We talked about why a dog with liver disease might have trouble breathing. Dr. Crow walked me through the idea that since the liver is involved in clotting, the dog might have thrown a blood clot into her lungs. We sent her off for x-rays of her lungs. While she was gone, her blood work came back: all of her liver enzymes were significantly elevated. This happens when the liver is so unhappy that it starts to leak enzymes, and when the bile backs up because the liver isn’t processing it properly.
When the Boston came back from radiology, Dr. Crow asked me, “So what do you think about her radiographs?” Her lungs looked terrible. She was having even more trouble breathing, so we put her in an oxygen cage. Dr. Crow called an emergency and clinical care faculty member over to talk through the case. The problems with her lungs were spread too far for him to still suspect one clot. We had submitted a request for clotting tests, but weren’t going to hear back for several hours, as it was a weekend. Dr. Crow and the faculty member decided to do a quick ultrasound of the Boston’s heart. Heart failure can also cause fluid to get into your lungs and make it hard to breathe.
We took the Boston out of her oxygen cage, put her on her side, and put the probe on her chest. And there it was: a big lump on her heart. “Well,” the faculty member said, “I think you just found her problem.” Cancer.
Dr. Crow suspected that the mass was a chemodectoma, a type of cancer to which Boston terriers are particularly prone. However, the cardiology service did a consult on her, and they thought it was more likely to be hemangiosarcoma, because of the speed with which it had appeared and because of its exact location on the heart. Hemangiosarcoma is a very bad diagnosis; animals don’t live very long even if it is excised, and it was going to be impossible to cut it off of this dog’s heart. It is not very responsive to chemotherapy, either.

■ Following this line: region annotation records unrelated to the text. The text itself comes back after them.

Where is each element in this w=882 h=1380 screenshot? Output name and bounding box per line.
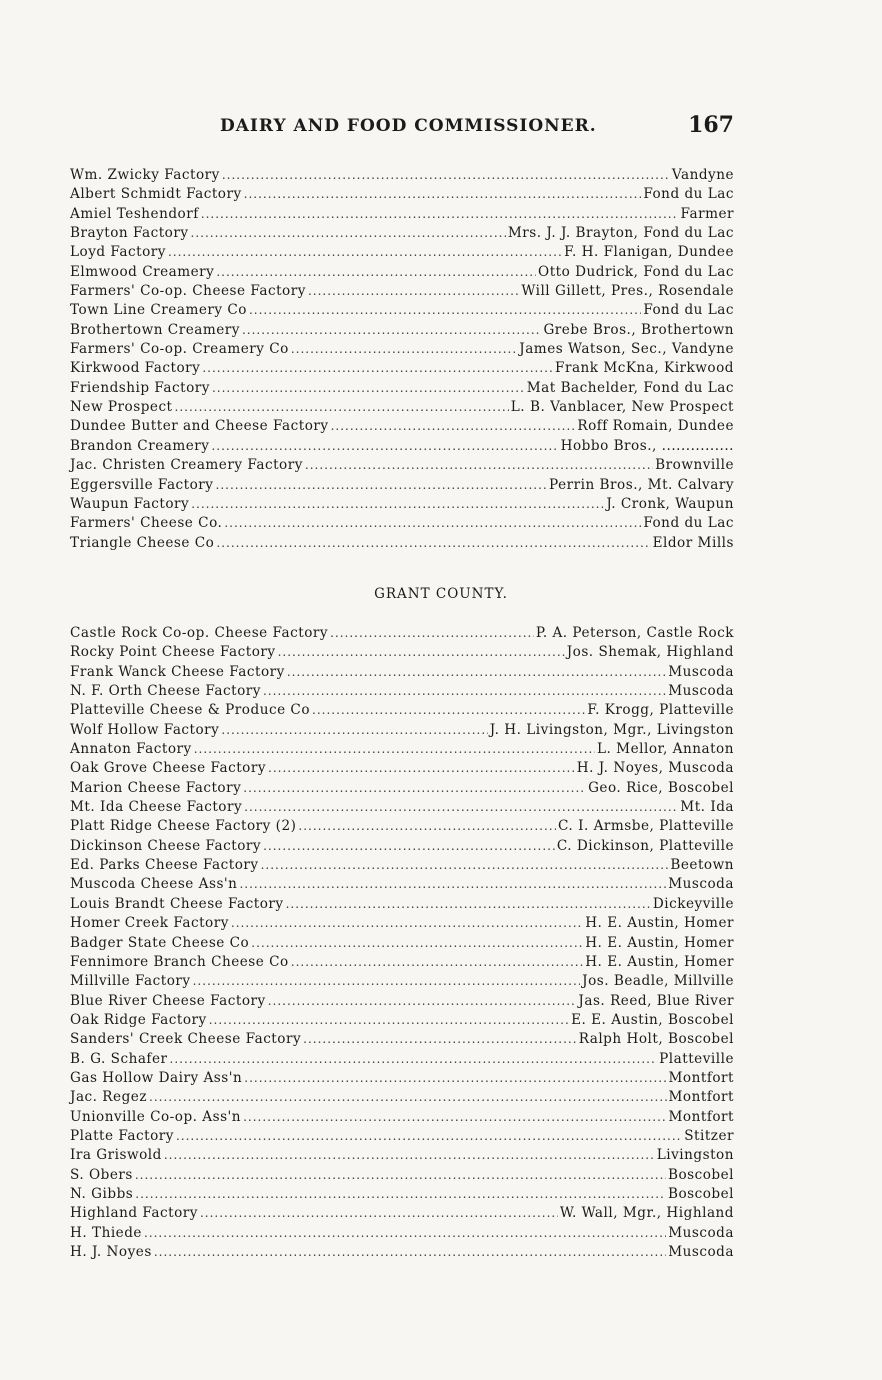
factory-name: New Prospect (70, 399, 173, 416)
factory-location: Mat Bachelder, Fond du Lac (526, 379, 734, 396)
factory-name: Sanders' Creek Cheese Factory (70, 1031, 302, 1048)
factory-location: Frank McKna, Kirkwood (555, 360, 734, 377)
list-row (70, 1204, 734, 1223)
dot-leader (144, 1224, 666, 1243)
factory-location: Will Gillett, Pres., Rosendale (521, 283, 734, 300)
dot-leader (242, 321, 541, 340)
factory-name: N. F. Orth Cheese Factory (70, 683, 261, 700)
dot-leader (330, 624, 534, 643)
dot-leader (298, 817, 556, 836)
factory-name: Brayton Factory (70, 225, 189, 242)
factory-location: Roff Romain, Dundee (577, 418, 734, 435)
list-row (70, 476, 734, 495)
dot-leader (244, 1069, 666, 1088)
dot-leader (244, 798, 678, 817)
dot-leader (261, 856, 669, 875)
dot-leader (212, 379, 525, 398)
factory-location: C. I. Armsbe, Platteville (558, 818, 734, 835)
dot-leader (251, 934, 583, 953)
factory-name: Gas Hollow Dairy Ass'n (70, 1069, 243, 1086)
dot-leader (211, 437, 558, 456)
dot-leader (268, 759, 575, 778)
factory-name: Brandon Creamery (70, 437, 210, 454)
list-row (70, 798, 734, 817)
factory-location: Muscoda (668, 1244, 734, 1260)
factory-name: Kirkwood Factory (70, 360, 201, 377)
factory-location: C. Dickinson, Platteville (556, 837, 734, 854)
list-row (70, 301, 734, 320)
factory-name: Triangle Cheese Co (70, 534, 215, 551)
factory-name: Oak Grove Cheese Factory (70, 760, 267, 777)
factory-location: Muscoda (668, 1224, 734, 1241)
factory-location: Beetown (670, 857, 734, 874)
factory-location: Mrs. J. J. Brayton, Fond du Lac (507, 225, 734, 242)
dot-leader (286, 895, 651, 914)
dot-leader (216, 534, 650, 553)
factory-name: Dundee Butter and Cheese Factory (70, 418, 329, 435)
factory-location: Fond du Lac (643, 302, 734, 319)
list-row (70, 1030, 734, 1049)
factory-location: Livingston (656, 1147, 734, 1164)
list-row (70, 1011, 734, 1030)
factory-location: Boscobel (667, 1166, 734, 1183)
factory-name: Loyd Factory (70, 244, 166, 261)
factory-name: Elmwood Creamery (70, 263, 215, 280)
factory-location: H. J. Noyes, Muscoda (576, 760, 734, 777)
list-row (70, 534, 734, 553)
dot-leader (243, 779, 586, 798)
list-row (70, 914, 734, 933)
dot-leader (308, 282, 519, 301)
factory-location: Jos. Shemak, Highland (566, 644, 734, 661)
dot-leader (331, 417, 576, 436)
list-row (70, 456, 734, 475)
factory-name: Blue River Cheese Factory (70, 992, 266, 1009)
factory-name: Homer Creek Factory (70, 915, 229, 932)
factory-name: Louis Brandt Cheese Factory (70, 895, 284, 912)
factory-name: Platt Ridge Cheese Factory (2) (70, 818, 297, 835)
dot-leader (200, 1204, 558, 1223)
factory-location: Perrin Bros., Mt. Calvary (549, 476, 734, 493)
factory-location: Montfort (668, 1069, 734, 1086)
factory-name: Jac. Christen Creamery Factory (70, 457, 303, 474)
factory-name: S. Obers (70, 1166, 133, 1183)
list-row (70, 379, 734, 398)
factory-name: Farmers' Co-op. Creamery Co (70, 341, 289, 358)
factory-location: Grebe Bros., Brothertown (543, 321, 734, 338)
factory-location: Fond du Lac (643, 515, 734, 532)
factory-name: Badger State Cheese Co (70, 934, 250, 951)
list-row (70, 205, 734, 224)
factory-location: Muscoda (668, 876, 734, 893)
page-header (68, 112, 734, 144)
list-row (70, 263, 734, 282)
dot-leader (135, 1166, 666, 1185)
list-row (70, 166, 734, 185)
factory-name: Millville Factory (70, 973, 191, 990)
list-row (70, 972, 734, 991)
dot-leader (176, 1127, 682, 1146)
dot-leader (216, 263, 536, 282)
list-row (70, 514, 734, 533)
list-row (70, 740, 734, 759)
list-row (70, 1069, 734, 1088)
running-title: DAIRY AND FOOD COMMISSIONER. (220, 116, 597, 136)
list-row (70, 1108, 734, 1127)
factory-name: Farmers' Co-op. Cheese Factory (70, 283, 306, 300)
factory-location: Platteville (659, 1050, 734, 1067)
dot-leader (268, 992, 577, 1011)
factory-name: Brothertown Creamery (70, 321, 240, 338)
factory-name: Farmers' Cheese Co. (70, 515, 223, 532)
list-row (70, 624, 734, 643)
dot-leader (303, 1030, 577, 1049)
factory-location: Montfort (668, 1108, 734, 1125)
list-row (70, 992, 734, 1011)
dot-leader (216, 476, 548, 495)
list-row (70, 779, 734, 798)
factory-name: Marion Cheese Factory (70, 779, 242, 796)
list-row (70, 495, 734, 514)
factory-name: Muscoda Cheese Ass'n (70, 876, 238, 893)
list-row (70, 1146, 734, 1165)
dot-leader (175, 398, 509, 417)
dot-leader (263, 682, 666, 701)
list-row (70, 359, 734, 378)
dot-leader (291, 953, 583, 972)
list-row (70, 185, 734, 204)
factory-location: James Watson, Sec., Vandyne (519, 341, 734, 358)
factory-location: Stitzer (684, 1127, 734, 1144)
factory-location: Montfort (668, 1089, 734, 1106)
factory-list-continued (70, 166, 734, 553)
list-row (70, 663, 734, 682)
list-row (70, 1050, 734, 1069)
factory-location: Eldor Mills (652, 534, 734, 551)
list-row (70, 875, 734, 894)
factory-name: Fennimore Branch Cheese Co (70, 953, 289, 970)
dot-leader (168, 243, 562, 262)
page-number: 167 (688, 112, 734, 138)
dot-leader (224, 514, 641, 533)
list-row (70, 437, 734, 456)
factory-name: Ed. Parks Cheese Factory (70, 857, 259, 874)
dot-leader (221, 721, 487, 740)
dot-leader (170, 1050, 658, 1069)
list-row (70, 1243, 734, 1262)
list-row (70, 856, 734, 875)
factory-name: N. Gibbs (70, 1185, 134, 1202)
list-row (70, 759, 734, 778)
list-row (70, 1185, 734, 1204)
dot-leader (149, 1088, 667, 1107)
factory-name: Wolf Hollow Factory (70, 721, 220, 738)
factory-name: H. J. Noyes (70, 1244, 152, 1260)
factory-name: Waupun Factory (70, 495, 190, 512)
dot-leader (239, 875, 666, 894)
factory-location: W. Wall, Mgr., Highland (559, 1205, 734, 1222)
list-row (70, 817, 734, 836)
factory-name: Wm. Zwicky Factory (70, 167, 220, 183)
factory-location: Muscoda (668, 663, 734, 680)
factory-location: L. B. Vanblacer, New Prospect (510, 399, 734, 416)
factory-name: Town Line Creamery Co (70, 302, 247, 319)
dot-leader (209, 1011, 569, 1030)
factory-location: Farmer (680, 205, 734, 222)
factory-location: J. Cronk, Waupun (606, 495, 734, 512)
factory-location: Jos. Beadle, Millville (582, 973, 734, 990)
dot-leader (291, 340, 517, 359)
factory-location: Mt. Ida (680, 799, 734, 816)
dot-leader (278, 643, 565, 662)
factory-name: Dickinson Cheese Factory (70, 837, 262, 854)
factory-location: P. A. Peterson, Castle Rock (535, 625, 734, 641)
factory-name: B. G. Schafer (70, 1050, 168, 1067)
list-row (70, 282, 734, 301)
dot-leader (164, 1146, 655, 1165)
factory-name: Highland Factory (70, 1205, 198, 1222)
factory-location: Geo. Rice, Boscobel (588, 779, 734, 796)
dot-leader (191, 224, 506, 243)
factory-name: Unionville Co-op. Ass'n (70, 1108, 242, 1125)
factory-location: H. E. Austin, Homer (585, 934, 734, 951)
list-row (70, 398, 734, 417)
list-row (70, 701, 734, 720)
factory-name: Ira Griswold (70, 1147, 162, 1164)
list-row (70, 682, 734, 701)
factory-location: Hobbo Bros., ............... (560, 437, 734, 454)
list-row (70, 1224, 734, 1243)
section-heading-grant-county: GRANT COUNTY. (374, 586, 508, 602)
dot-leader (201, 205, 679, 224)
list-row (70, 895, 734, 914)
list-row (70, 721, 734, 740)
factory-location: E. E. Austin, Boscobel (571, 1011, 734, 1028)
list-row (70, 1127, 734, 1146)
factory-location: Otto Dudrick, Fond du Lac (538, 263, 734, 280)
list-row (70, 934, 734, 953)
list-row (70, 953, 734, 972)
factory-location: Muscoda (668, 683, 734, 700)
dot-leader (249, 301, 641, 320)
factory-location: H. E. Austin, Homer (585, 915, 734, 932)
dot-leader (243, 1108, 666, 1127)
factory-name: Eggersville Factory (70, 476, 214, 493)
factory-list-grant-county (70, 624, 734, 1262)
factory-location: Brownville (655, 457, 734, 474)
factory-name: Jac. Regez (70, 1089, 147, 1106)
list-row (70, 643, 734, 662)
factory-location: L. Mellor, Annaton (597, 741, 734, 758)
dot-leader (135, 1185, 666, 1204)
factory-name: Mt. Ida Cheese Factory (70, 799, 243, 816)
factory-name: Oak Ridge Factory (70, 1011, 207, 1028)
factory-name: Annaton Factory (70, 741, 192, 758)
factory-name: Friendship Factory (70, 379, 210, 396)
list-row (70, 224, 734, 243)
factory-name: Castle Rock Co-op. Cheese Factory (70, 625, 329, 641)
factory-name: Frank Wanck Cheese Factory (70, 663, 285, 680)
dot-leader (305, 456, 653, 475)
factory-location: J. H. Livingston, Mgr., Livingston (489, 721, 734, 738)
factory-name: Platteville Cheese & Produce Co (70, 702, 311, 719)
factory-location: Vandyne (671, 167, 734, 183)
list-row (70, 417, 734, 436)
list-row (70, 1088, 734, 1107)
dot-leader (244, 185, 642, 204)
factory-location: Boscobel (667, 1185, 734, 1202)
dot-leader (312, 701, 585, 720)
factory-name: H. Thiede (70, 1224, 142, 1241)
factory-name: Platte Factory (70, 1127, 174, 1144)
factory-location: F. H. Flanigan, Dundee (564, 244, 734, 261)
factory-location: F. Krogg, Platteville (587, 702, 734, 719)
dot-leader (231, 914, 583, 933)
list-row (70, 1166, 734, 1185)
factory-location: Ralph Holt, Boscobel (578, 1031, 734, 1048)
dot-leader (263, 837, 555, 856)
factory-location: Dickeyville (652, 895, 734, 912)
dot-leader (202, 359, 553, 378)
dot-leader (287, 663, 666, 682)
factory-name: Amiel Teshendorf (70, 205, 199, 222)
dot-leader (222, 166, 670, 185)
list-row (70, 837, 734, 856)
dot-leader (191, 495, 604, 514)
factory-name: Albert Schmidt Factory (70, 186, 242, 203)
list-row (70, 340, 734, 359)
factory-name: Rocky Point Cheese Factory (70, 644, 276, 661)
factory-location: H. E. Austin, Homer (585, 953, 734, 970)
dot-leader (194, 740, 595, 759)
factory-location: Fond du Lac (643, 186, 734, 203)
list-row (70, 243, 734, 262)
factory-location: Jas. Reed, Blue River (578, 992, 734, 1009)
list-row (70, 321, 734, 340)
dot-leader (193, 972, 581, 991)
dot-leader (154, 1243, 666, 1262)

I asked the cardiology faculty member why he thought the dog’s liver enzymes were elevated. We batted around some ideas, but in the end he shrugged: this was not the dog’s primary problem. And cancer, as the saying goes, can do anything it wants.
The Boston’s owner came in to visit her, and Dr. Crow explained the situation. He said that she was having trouble breathing because fluid (probably blood) from the mass had built up inside her pericardium, the sac around her heart. We could drain that fluid (do a pericardiocentesis) and send her home. If it was actually a chemodectoma, she might do well for a while. If it was hemangiosarcoma, she was likely to have some very serious issues in the next few days.
The owner, after a great deal of soul searching, elected to euthanize the dog. If she had chosen the pericardiocentesis, she would still have had to leave her dog in the hospital for at least 36 hours, to make sure that the pericardium did not fill right back up with blood. If she had then taken the dog home, she would have had to deal with the possibility that the dog would have had little to no time before something else bad happened. Few owners want to deal with the chance of their dog being unable to breathe, and having to rush back in to the hospital with a dog in the car that might go into respiratory arrest. I suspect I would have chosen the same thing.
I learned from this case, as I had from so many others during my medicine rotation, that the one-word summary of an animal’s problem can lead you down the wrong road. And yet every time I am drawn in by the easy answer. I suspect that learning to keep an open mind is part of learning to be a good clinician.